As he did while engaged in acts of resistance over the years, Philip Berrigan says he has placed his fate in God’s hands.

“I’m trying to do my best to place it all in God’s hands, and I’ll do what I can to ward it off and maybe stabilize the cancer,” he said. “But the main element is God. You know, I’m dealing with a life-threatening disease, and I’m not whining about that because I’ve had so much good health in my life. I’m not whining. I’m just reporting on it.”

Like his body, Berrigan says his faith is also weak.

“Like most of us, my faith isn’t that strong,” he said, “but with what grace God can give me I’ll be all right. I have a tremendously strong community supporting me, as my family does and my brothers do.”

Philip Berrigan was the youngest of Thomas and Frida Berrigan’s six sons. During the Vietnam War, brothers Philip and Daniel -- then both priests -- often made daily headlines for their outspoken opposition to the war and their subsequent draft board raids in which they destroyed the records of draft-eligible men. In 1980, the two also founded the Plowshares movement, in which activists would use hammers to bang on weapons, symbolically disarming them, actions that often resulted in the government handing down long prison sentences.

Although he’s been sick, Berrigan has kept up a full slate of activism this past year. In January he was the keynote speaker at an antiwar rally in North Carolina. He also addressed thousands at a massive peace rally in Washington in April. The week the cancer was diagnosed, Berrigan and McAlister followed through with plans and led a retreat at the Los Angeles Catholic Worker.

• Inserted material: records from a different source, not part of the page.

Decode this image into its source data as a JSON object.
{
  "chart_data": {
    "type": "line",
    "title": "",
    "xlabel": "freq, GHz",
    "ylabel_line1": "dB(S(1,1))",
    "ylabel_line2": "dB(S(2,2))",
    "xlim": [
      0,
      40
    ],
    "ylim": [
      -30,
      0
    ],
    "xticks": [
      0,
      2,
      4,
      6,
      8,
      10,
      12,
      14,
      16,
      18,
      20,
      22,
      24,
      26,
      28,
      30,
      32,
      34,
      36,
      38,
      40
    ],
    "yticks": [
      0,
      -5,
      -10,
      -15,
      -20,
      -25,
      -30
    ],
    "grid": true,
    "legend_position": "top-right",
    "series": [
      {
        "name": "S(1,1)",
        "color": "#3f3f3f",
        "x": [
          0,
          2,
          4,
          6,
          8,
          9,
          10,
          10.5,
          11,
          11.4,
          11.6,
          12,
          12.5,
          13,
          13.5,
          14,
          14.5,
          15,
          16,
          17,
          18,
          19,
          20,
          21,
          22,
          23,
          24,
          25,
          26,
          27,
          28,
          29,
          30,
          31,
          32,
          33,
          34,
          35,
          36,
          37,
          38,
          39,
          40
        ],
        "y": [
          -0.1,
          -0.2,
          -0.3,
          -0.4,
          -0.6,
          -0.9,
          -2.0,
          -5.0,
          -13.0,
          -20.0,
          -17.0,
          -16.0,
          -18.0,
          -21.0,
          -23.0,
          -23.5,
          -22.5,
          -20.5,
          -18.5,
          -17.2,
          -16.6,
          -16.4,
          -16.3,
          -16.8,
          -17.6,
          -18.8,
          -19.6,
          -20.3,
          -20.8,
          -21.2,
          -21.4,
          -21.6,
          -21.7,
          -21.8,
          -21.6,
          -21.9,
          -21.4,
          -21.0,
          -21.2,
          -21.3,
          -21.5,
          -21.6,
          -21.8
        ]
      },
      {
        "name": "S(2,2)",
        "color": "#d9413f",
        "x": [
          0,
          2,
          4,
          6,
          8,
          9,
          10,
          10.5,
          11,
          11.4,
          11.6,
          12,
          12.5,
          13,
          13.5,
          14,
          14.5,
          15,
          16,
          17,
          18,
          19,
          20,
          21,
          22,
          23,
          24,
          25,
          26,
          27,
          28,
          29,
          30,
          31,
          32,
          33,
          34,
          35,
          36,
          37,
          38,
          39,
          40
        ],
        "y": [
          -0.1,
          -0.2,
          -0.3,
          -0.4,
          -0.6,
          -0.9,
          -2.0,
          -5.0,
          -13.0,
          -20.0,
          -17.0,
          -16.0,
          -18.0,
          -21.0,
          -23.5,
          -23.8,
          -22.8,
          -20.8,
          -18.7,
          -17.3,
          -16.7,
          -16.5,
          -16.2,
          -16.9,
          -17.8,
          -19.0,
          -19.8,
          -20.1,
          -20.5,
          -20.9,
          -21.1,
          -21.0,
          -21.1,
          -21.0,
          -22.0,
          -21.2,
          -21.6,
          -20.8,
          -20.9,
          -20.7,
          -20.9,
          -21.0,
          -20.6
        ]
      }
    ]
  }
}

Around Jonah House, folks are trying to keep a stiff upper lip, but Philip’s illness is yet another trial for McAlister, who has been Philip’s best friend and loving supporter for close to four decades.

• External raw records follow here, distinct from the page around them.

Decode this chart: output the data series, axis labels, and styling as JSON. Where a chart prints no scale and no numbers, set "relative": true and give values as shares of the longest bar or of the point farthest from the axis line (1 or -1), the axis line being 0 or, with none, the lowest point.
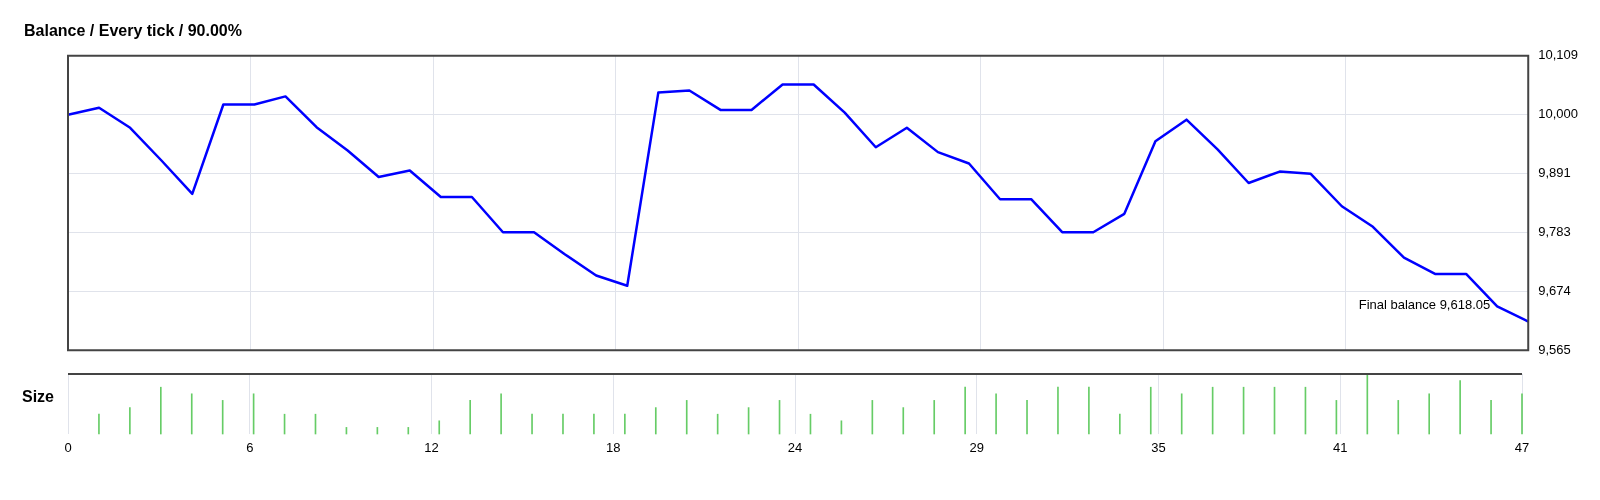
{
  "chart_data": [
    {
      "type": "line",
      "title": "Balance / Every tick / 90.00%",
      "x": [
        0,
        1,
        2,
        3,
        4,
        5,
        6,
        7,
        8,
        9,
        10,
        11,
        12,
        13,
        14,
        15,
        16,
        17,
        18,
        19,
        20,
        21,
        22,
        23,
        24,
        25,
        26,
        27,
        28,
        29,
        30,
        31,
        32,
        33,
        34,
        35,
        36,
        37,
        38,
        39,
        40,
        41,
        42,
        43,
        44,
        45,
        46,
        47
      ],
      "series": [
        {
          "color": "#0000ff",
          "values": [
            10000,
            10013,
            9976,
            9916,
            9854,
            10019,
            10019,
            10034,
            9977,
            9934,
            9885,
            9897,
            9848,
            9848,
            9783,
            9783,
            9742,
            9703,
            9684,
            10041,
            10045,
            10009,
            10009,
            10056,
            10056,
            10004,
            9940,
            9976,
            9931,
            9910,
            9844,
            9844,
            9783,
            9783,
            9817,
            9951,
            9991,
            9936,
            9874,
            9895,
            9891,
            9831,
            9793,
            9736,
            9706,
            9706,
            9646,
            9618
          ]
        }
      ],
      "xlim": [
        0,
        47
      ],
      "xticks": [
        {
          "value": 0,
          "label": null
        },
        {
          "value": 5.875,
          "label": null
        },
        {
          "value": 11.75,
          "label": null
        },
        {
          "value": 17.625,
          "label": null
        },
        {
          "value": 23.5,
          "label": null
        },
        {
          "value": 29.375,
          "label": null
        },
        {
          "value": 35.25,
          "label": null
        },
        {
          "value": 41.125,
          "label": null
        },
        {
          "value": 47,
          "label": null
        }
      ],
      "ylim": [
        9565,
        10109
      ],
      "yticks": [
        {
          "value": 9565,
          "label": "9,565"
        },
        {
          "value": 9673.8,
          "label": "9,674"
        },
        {
          "value": 9782.6,
          "label": "9,783"
        },
        {
          "value": 9891.4,
          "label": "9,891"
        },
        {
          "value": 10000.2,
          "label": "10,000"
        },
        {
          "value": 10109,
          "label": "10,109"
        }
      ],
      "grid": true,
      "tick_labels": "y",
      "annotations": [
        "Final balance 9,618.05"
      ]
    },
    {
      "type": "bar",
      "title": "Size",
      "relative": true,
      "color": "#66cc66",
      "x": [
        1,
        2,
        3,
        4,
        5,
        6,
        7,
        8,
        9,
        10,
        11,
        12,
        13,
        14,
        15,
        16,
        17,
        18,
        19,
        20,
        21,
        22,
        23,
        24,
        25,
        26,
        27,
        28,
        29,
        30,
        31,
        32,
        33,
        34,
        35,
        36,
        37,
        38,
        39,
        40,
        41,
        42,
        43,
        44,
        45,
        46,
        47
      ],
      "values": [
        0.33,
        0.44,
        0.78,
        0.67,
        0.56,
        0.67,
        0.33,
        0.33,
        0.11,
        0.11,
        0.11,
        0.22,
        0.56,
        0.67,
        0.33,
        0.33,
        0.33,
        0.33,
        0.44,
        0.56,
        0.33,
        0.44,
        0.56,
        0.33,
        0.22,
        0.56,
        0.44,
        0.56,
        0.78,
        0.67,
        0.56,
        0.78,
        0.78,
        0.33,
        0.78,
        0.67,
        0.78,
        0.78,
        0.78,
        0.78,
        0.56,
        1,
        0.56,
        0.67,
        0.89,
        0.56,
        0.67
      ],
      "xlim": [
        0,
        47
      ],
      "xticks": [
        0,
        {
          "value": 5.875,
          "label": "6"
        },
        {
          "value": 11.75,
          "label": "12"
        },
        {
          "value": 17.625,
          "label": "18"
        },
        {
          "value": 23.5,
          "label": "24"
        },
        {
          "value": 29.375,
          "label": "29"
        },
        {
          "value": 35.25,
          "label": "35"
        },
        {
          "value": 41.125,
          "label": "41"
        },
        47
      ],
      "grid": "x"
    }
  ]
}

McAlister’s eyes often welled with tears as she received warm hugs and well wishes from friends last month when she was in Washington for the funeral of Jesuit Fr. Richard McSorley, a leader in the peace movement and longtime family friend.

McAlister and the children, all of whom live out of state, are working out a plan for the three of them to spend more time at Jonah House during Philip’s illness. In October, Berrigan and McAlister had a frank discussion with the kids about Philip’s health.

Son Jerry said his father currently gets around with a walker, takes one short walk a day and the rest of the time he reads and writes and rests.

He said his dad’s philosophy of life is “always try to leave things a little better than you found them.” That’s also the political context in which Philip Berrigan has worked over the last 40 years, Mechtenberg-Berrigan said.

“I would say this country is in much worse shape than when he began, but that’s not his fault,” Mechtenberg-Berrigan said. “In our hearts and by his example I would say that we’re all better than when he found us.”

Philip’s brother Jerry is asking friends to direct intercessory prayers for Philip through St. Padre Pio and Dorothy Day “to try to put the brakes on the cancer. I recommend those as intercessors to everybody.”

Patrick O’Neill is a free-lance writer who lives in Raleigh, N.C.